O primeiro ponto consiste no baixo valor do objeto ou dano. Preferencialmente, esse deve ser o primeiro ponto a ser analisado, porquanto seria inútil analisar os outros para, ao final, concluir, por exemplo, que o objeto subtraído custa 50 mil reais.

Para analisar a viabilidade dessa tese e fundamentá-la nas peças processuais, deve-se verificar o valor informado no auto de avaliação ou, na ausência deste, obter orçamentos no comércio.

Também é importante considerar se a coisa subtraída ou que sofreu qualquer outra ação criminosa é nova ou usada. Na prática, os autos de avaliação informam os valores das coisas (como se fossem) novas, apesar de já terem meses ou anos de uso. Ora, o valor de um objeto usado é consideravelmente inferior ao valor da coisa nova. Portanto, haveria prejuízo para a defesa se o objeto do crime fosse avaliado como novo (muito mais valorizado), quando, verdadeiramente, era usado. Para a defesa, quanto menor o valor, maiores são as chances de acolhimento da referida tese.

Outro ponto importante consiste na abordagem sobre a devolução do objeto à vítima. Nesse ponto, não nos referimos às teses de desistência voluntária e arrependimento eficaz, mas apenas a completa ausência de prejuízo para a vítima.

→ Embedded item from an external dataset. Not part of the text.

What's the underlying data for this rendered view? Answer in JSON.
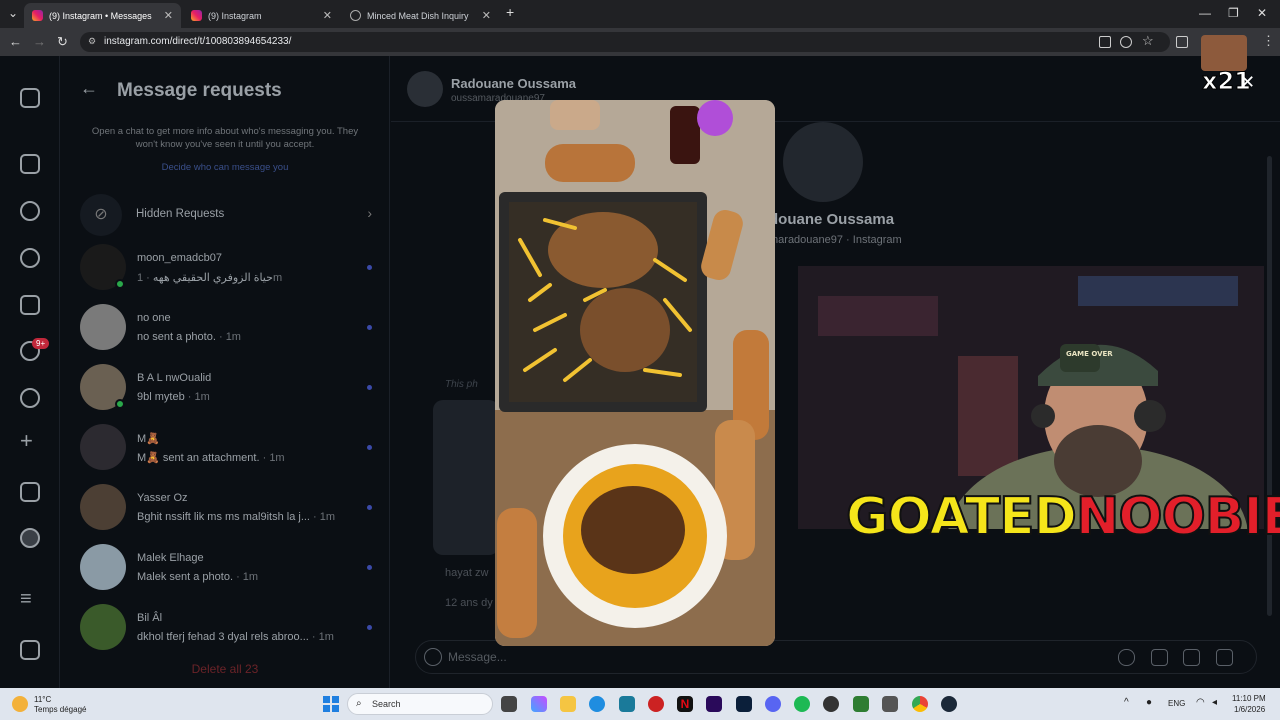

Caso tenha ocorrido a devolução da coisa à vítima, não haverá efetivo prejuízo. Portanto, não haveria lesão ao bem jurídico tutelado. A mesma lógica de aplica aos crimes tentados e aos casos de devolução da coisa de forma involuntária, como decorrência, por exemplo, da prisão em flagrante.

Ademais, diante de posicionamentos jurisprudenciais conhecidíssimos (clique aqui), também tem relevância a análise da reincidência específica para defender o preenchimento do requisito subjetivo. Ainda que se discorde dessa exigência, caso o réu não tenha maus antecedentes ou não seja reincidente (ou, se for reincidente, não se tratar de reincidência específica), deve-se destacar o seu preenchimento.

Também terá maiores chances de acolhimento a tese do princípio da insignificância em caso de imputação da forma simples do tipo penal, isto é, sem as qualificadoras.

Por fim, de forma ampla, o princípio da insignificância é aplicado na prática a fatos que não tenham alguma anormalidade na execução. Dependendo da forma de execução e dos instrumentos utilizados, pode haver dificuldade no reconhecimento dessa tese.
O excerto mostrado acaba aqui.